That is because the larger the group, the greater the effort and time needed to build a common understanding of the event and a consensus about a course of action, said sociologist Benigno Aguirre of the University of Delaware. If a single person in a group does not want to take an alarm seriously, he or she can impede the escape of the entire group. The picture of what happened on Sept. 11 is very different from conventional assumptions about crowd behaviour, in which it is assumed that people would push each other out of the way to save their own lives. In actuality, human beings in crisis behave more nobly - and this could also be their undoing.

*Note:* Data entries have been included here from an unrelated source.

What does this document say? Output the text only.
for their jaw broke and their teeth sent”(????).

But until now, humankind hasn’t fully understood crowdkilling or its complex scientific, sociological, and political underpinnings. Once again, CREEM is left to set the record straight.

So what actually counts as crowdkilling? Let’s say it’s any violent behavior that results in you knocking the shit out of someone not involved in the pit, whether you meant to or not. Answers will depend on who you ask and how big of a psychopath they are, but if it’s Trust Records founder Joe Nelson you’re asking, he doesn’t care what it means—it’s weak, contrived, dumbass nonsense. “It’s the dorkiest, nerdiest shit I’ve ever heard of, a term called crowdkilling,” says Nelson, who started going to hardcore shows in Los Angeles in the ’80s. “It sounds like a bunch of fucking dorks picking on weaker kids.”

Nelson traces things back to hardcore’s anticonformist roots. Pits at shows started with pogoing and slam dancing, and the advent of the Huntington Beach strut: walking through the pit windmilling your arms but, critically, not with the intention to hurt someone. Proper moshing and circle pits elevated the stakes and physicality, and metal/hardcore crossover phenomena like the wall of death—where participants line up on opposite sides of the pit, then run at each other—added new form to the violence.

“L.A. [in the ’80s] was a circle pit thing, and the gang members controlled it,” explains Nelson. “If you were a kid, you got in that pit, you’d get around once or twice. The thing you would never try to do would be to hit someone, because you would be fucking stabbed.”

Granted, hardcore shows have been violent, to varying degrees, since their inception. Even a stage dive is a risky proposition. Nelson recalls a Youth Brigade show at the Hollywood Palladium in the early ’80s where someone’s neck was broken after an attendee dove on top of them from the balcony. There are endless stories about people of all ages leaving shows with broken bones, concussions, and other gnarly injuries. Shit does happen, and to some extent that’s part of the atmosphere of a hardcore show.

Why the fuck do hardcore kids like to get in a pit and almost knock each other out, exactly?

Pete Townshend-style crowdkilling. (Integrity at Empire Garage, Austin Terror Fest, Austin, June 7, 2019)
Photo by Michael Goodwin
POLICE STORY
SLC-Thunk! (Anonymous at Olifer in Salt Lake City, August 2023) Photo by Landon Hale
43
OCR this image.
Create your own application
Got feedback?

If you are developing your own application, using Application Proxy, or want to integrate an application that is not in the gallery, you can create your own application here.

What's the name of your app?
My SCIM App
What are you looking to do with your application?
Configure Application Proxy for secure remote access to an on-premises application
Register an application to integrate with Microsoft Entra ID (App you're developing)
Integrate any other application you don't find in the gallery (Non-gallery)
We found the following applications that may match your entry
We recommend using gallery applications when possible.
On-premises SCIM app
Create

People reach out not only to build a shared understanding of the event but also to help one another. In so doing, they may delay their own escape. This may be why groups often perish or survive together - people are unwilling to escape if someone they know and care about is left behind.

Contrary to the notion of selfish behaviour in crises, Aguirre said, the accounts of how people fled the World Trade Center building on Sept. 11 reveal only one instance of a man who heard an explosion, laced up his tennis shoes and ran until he was far away from the building. This may be why in fire disasters, Aguirre said, entire families often perish.

“The most important factor for human beings is our affinitive behaviour,” said Aguirre. “You love your child and wife and parents; that is what makes you human. In conditions of great danger, many people continue to do that. ... People will go back into the fire to try to rescue loved ones.”